O governador do Amazonas e candidato à reeleição, Roberto Cidade (Federação União Progressista), afirmou nesta quarta-feira (12) que pretende manter diálogo com o presidente Luiz Inácio Lula da Silva e com lideranças de diferentes correntes políticas sempre que houver possibilidade de obter recursos e benefícios para o estado.

Em entrevista à TV Norte, Cidade reagiu aos questionamentos sobre sua recente reunião com Lula e às críticas provocadas pela aproximação com o presidente. O governador afirmou permanecer politicamente no campo da centro-direita, mas sustentou que divergências ideológicas não devem impedir articulações institucionais em favor do Amazonas.

“Meu lado é isso aqui, a bandeira do Amazonas”, declarou.

Segundo Cidade, a reunião com Lula teve como principais pautas a busca por recursos para a saúde, questões relacionadas à arrecadação estadual e medidas de preparação para uma possível estiagem severa no Amazonas.

Cidade admite faltar a próximos debates

Na mesma entrevista, o governador falou sobre sua ausência no primeiro debate entre candidatos ao Governo do Amazonas, realizado pela Band Amazonas no domingo (9), e admitiu que poderá não participar de todos os próximos confrontos eleitorais.

Cidade disse estar preparado para os debates, mas afirmou que o comparecimento será analisado pela equipe de campanha, que avaliará o momento considerado adequado para confrontar os adversários e discutir propostas.
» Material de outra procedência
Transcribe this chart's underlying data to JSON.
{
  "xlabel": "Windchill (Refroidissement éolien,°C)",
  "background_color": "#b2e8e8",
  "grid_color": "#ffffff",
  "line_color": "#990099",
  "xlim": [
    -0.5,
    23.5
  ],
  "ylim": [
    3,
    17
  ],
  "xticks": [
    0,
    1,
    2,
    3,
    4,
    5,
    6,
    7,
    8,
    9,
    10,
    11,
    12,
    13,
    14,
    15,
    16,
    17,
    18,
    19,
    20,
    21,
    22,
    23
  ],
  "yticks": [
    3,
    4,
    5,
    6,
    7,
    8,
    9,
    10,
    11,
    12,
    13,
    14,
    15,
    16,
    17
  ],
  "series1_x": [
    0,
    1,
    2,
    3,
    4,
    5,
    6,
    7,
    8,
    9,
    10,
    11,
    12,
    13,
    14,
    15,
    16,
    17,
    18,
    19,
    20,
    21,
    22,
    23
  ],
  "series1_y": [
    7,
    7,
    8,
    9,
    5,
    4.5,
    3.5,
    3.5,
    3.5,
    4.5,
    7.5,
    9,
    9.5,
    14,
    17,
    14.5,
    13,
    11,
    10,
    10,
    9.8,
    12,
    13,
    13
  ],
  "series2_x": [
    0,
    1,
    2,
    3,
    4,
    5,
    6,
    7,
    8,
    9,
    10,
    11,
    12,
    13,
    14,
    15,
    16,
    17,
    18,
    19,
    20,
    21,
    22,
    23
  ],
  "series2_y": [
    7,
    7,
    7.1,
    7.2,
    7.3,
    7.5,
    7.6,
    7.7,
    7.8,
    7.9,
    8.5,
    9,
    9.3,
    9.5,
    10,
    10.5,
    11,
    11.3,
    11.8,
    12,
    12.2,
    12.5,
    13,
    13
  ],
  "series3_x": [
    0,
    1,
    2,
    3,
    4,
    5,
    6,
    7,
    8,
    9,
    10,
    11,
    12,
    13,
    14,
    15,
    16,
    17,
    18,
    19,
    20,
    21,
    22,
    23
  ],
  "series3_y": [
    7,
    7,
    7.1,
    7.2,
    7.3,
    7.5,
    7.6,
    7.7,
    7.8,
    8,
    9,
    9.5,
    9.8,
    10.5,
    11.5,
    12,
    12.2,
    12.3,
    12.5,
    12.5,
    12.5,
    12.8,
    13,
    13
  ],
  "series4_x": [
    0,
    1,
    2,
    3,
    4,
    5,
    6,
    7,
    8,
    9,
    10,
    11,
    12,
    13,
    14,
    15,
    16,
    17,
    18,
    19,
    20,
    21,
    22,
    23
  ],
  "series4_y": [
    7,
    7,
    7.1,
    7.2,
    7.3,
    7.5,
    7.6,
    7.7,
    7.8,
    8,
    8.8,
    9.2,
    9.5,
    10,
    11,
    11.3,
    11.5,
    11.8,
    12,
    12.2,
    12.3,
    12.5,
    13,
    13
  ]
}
Ao justificar a ausência no domingo, o governador afirmou que a confirmação da agenda com Lula ocorreu somente naquela tarde.

“Somente domingo, à tarde, fomos informados pela Presidência da República da confirmação de nossa agenda com o presidente Lula para tratar da estiagem na região, que carece da ajuda do governo para enfrentar o rigor do fenômeno, além da captação de recursos do SUS para ajudar a melhorar ainda mais a saúde do nosso estado. Por isso não compareci ao debate”, explicou.
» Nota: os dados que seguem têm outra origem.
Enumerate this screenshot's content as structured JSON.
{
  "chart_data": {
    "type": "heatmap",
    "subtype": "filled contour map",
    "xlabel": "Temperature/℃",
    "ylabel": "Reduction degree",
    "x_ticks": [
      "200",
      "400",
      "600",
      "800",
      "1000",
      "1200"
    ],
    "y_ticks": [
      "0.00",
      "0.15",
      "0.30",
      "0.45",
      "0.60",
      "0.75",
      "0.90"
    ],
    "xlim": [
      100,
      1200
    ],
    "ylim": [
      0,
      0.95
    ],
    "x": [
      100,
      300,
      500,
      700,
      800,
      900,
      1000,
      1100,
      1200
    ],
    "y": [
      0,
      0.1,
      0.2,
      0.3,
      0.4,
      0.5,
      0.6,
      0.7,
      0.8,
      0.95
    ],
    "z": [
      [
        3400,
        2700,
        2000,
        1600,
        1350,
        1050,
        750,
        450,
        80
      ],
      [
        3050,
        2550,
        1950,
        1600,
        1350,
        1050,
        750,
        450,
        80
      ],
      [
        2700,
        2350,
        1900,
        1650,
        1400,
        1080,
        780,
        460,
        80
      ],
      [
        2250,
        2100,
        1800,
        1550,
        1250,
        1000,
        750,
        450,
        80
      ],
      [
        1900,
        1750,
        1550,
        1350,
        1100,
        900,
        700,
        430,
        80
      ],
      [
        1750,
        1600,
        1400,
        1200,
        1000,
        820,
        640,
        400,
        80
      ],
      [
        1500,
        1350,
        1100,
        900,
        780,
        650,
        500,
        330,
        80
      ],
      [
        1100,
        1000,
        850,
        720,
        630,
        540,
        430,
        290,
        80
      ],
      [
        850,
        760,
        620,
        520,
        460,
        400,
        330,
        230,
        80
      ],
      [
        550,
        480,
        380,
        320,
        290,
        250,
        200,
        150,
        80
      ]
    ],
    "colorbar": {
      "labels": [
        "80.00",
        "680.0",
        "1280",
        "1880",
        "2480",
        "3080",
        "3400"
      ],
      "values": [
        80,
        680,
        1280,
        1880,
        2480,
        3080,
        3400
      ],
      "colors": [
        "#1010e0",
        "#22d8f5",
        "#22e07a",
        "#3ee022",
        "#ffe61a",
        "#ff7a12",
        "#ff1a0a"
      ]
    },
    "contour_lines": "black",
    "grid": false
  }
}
O governador também avaliou que seus adversários estavam preparados para concentrar críticas em sua administração caso ele comparecesse ao confronto.

“A gente viu ali três candidatos que estavam preparados para atacar o Governo do Estado do Amazonas. Na condição de governador, eles iriam querer me atacar, iriam querer criar narrativas políticas para utilizarem nas redes sociais”, afirmou.
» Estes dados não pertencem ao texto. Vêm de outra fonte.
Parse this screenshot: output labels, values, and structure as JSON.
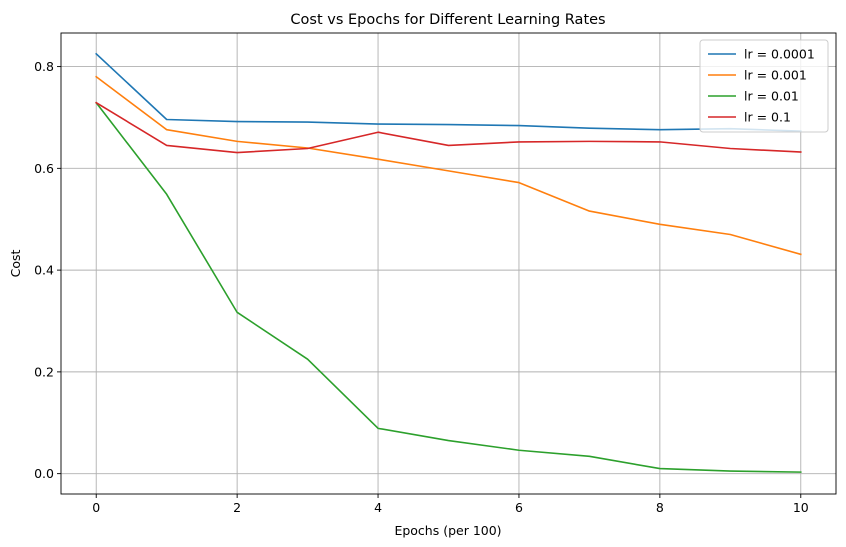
{
  "chart_data": {
    "type": "line",
    "title": "Cost vs Epochs for Different Learning Rates",
    "xlabel": "Epochs (per 100)",
    "ylabel": "Cost",
    "xlim": [
      -0.5,
      10.5
    ],
    "ylim": [
      -0.04,
      0.866
    ],
    "xticks": [
      0,
      2,
      4,
      6,
      8,
      10
    ],
    "yticks": [
      0.0,
      0.2,
      0.4,
      0.6,
      0.8
    ],
    "xtick_labels": [
      "0",
      "2",
      "4",
      "6",
      "8",
      "10"
    ],
    "ytick_labels": [
      "0.0",
      "0.2",
      "0.4",
      "0.6",
      "0.8"
    ],
    "grid": true,
    "legend_position": "top-right",
    "x": [
      0,
      1,
      2,
      3,
      4,
      5,
      6,
      7,
      8,
      9,
      10
    ],
    "series": [
      {
        "name": "lr = 0.0001",
        "color": "#1f77b4",
        "values": [
          0.825,
          0.696,
          0.692,
          0.691,
          0.687,
          0.686,
          0.684,
          0.679,
          0.676,
          0.678,
          0.673
        ]
      },
      {
        "name": "lr = 0.001",
        "color": "#ff7f0e",
        "values": [
          0.78,
          0.676,
          0.653,
          0.64,
          0.618,
          0.595,
          0.572,
          0.516,
          0.49,
          0.47,
          0.431
        ]
      },
      {
        "name": "lr = 0.01",
        "color": "#2ca02c",
        "values": [
          0.729,
          0.549,
          0.317,
          0.225,
          0.089,
          0.065,
          0.046,
          0.034,
          0.01,
          0.005,
          0.003
        ]
      },
      {
        "name": "lr = 0.1",
        "color": "#d62728",
        "values": [
          0.729,
          0.645,
          0.631,
          0.639,
          0.671,
          0.645,
          0.652,
          0.653,
          0.652,
          0.639,
          0.632
        ]
      }
    ]
  }
}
Cidade argumentou que, com o início do período oficial de campanha nas ruas, a estratégia passa a incluir viagens aos municípios do interior, apresentação de propostas e pedidos de votos diretamente aos eleitores.

Saúde e busca por recursos federais

Ao abordar a saúde, Cidade afirmou que sua administração já pagou mais de R$ 300 milhões a empresas médicas e outros prestadores de serviços do setor desde que assumiu o governo.

Também citou reformas e ampliações em 22 unidades de saúde e a realização de mutirões de consultas e cirurgias.

O candidato defendeu ainda a ampliação dos recursos federais destinados ao Amazonas. Como justificativa, apontou as particularidades geográficas do estado e os custos elevados para atender pacientes dos municípios do interior, incluindo casos que exigem transporte por UTI aérea.

Zona Franca e novas atividades econômicas

Na área econômica, Cidade defendeu a manutenção da Zona Franca de Manaus (ZFM) como principal motor da economia amazonense, mas afirmou que o estado precisa ampliar suas fontes de emprego e renda, principalmente no interior.

Entre os setores mencionados pelo governador estão gás, potássio, petróleo e terras raras. Segundo ele, a diversificação econômica pode ampliar as oportunidades fora de Manaus e reduzir a concentração das atividades econômicas na capital.

Escolha de Choy para o TJAM

Cidade também comentou a nomeação do advogado Marco Aurélio de Lima Choy para desembargador do Tribunal de Justiça do Amazonas (TJAM), na vaga destinada à advocacia pelo Quinto Constitucional.

O governador afirmou ter conversado com os três integrantes da lista tríplice encaminhada pelo TJAM antes de decidir. Ao justificar a escolha, destacou a experiência profissional de Choy, ex-presidente da OAB-AM e advogado atuante.

“Eu entendi que ele era o melhor e tomei a minha decisão”, declarou.

Ao final da entrevista, Cidade defendeu mais quatro anos de mandato para colocar em prática o que classificou como seu modelo de gestão, baseado em diálogo, trabalho e cobrança por resultados. Reforçou ainda que pretende manter interlocução com diferentes lideranças políticas quando considerar que a aproximação pode resultar em recursos e ações para o Amazonas.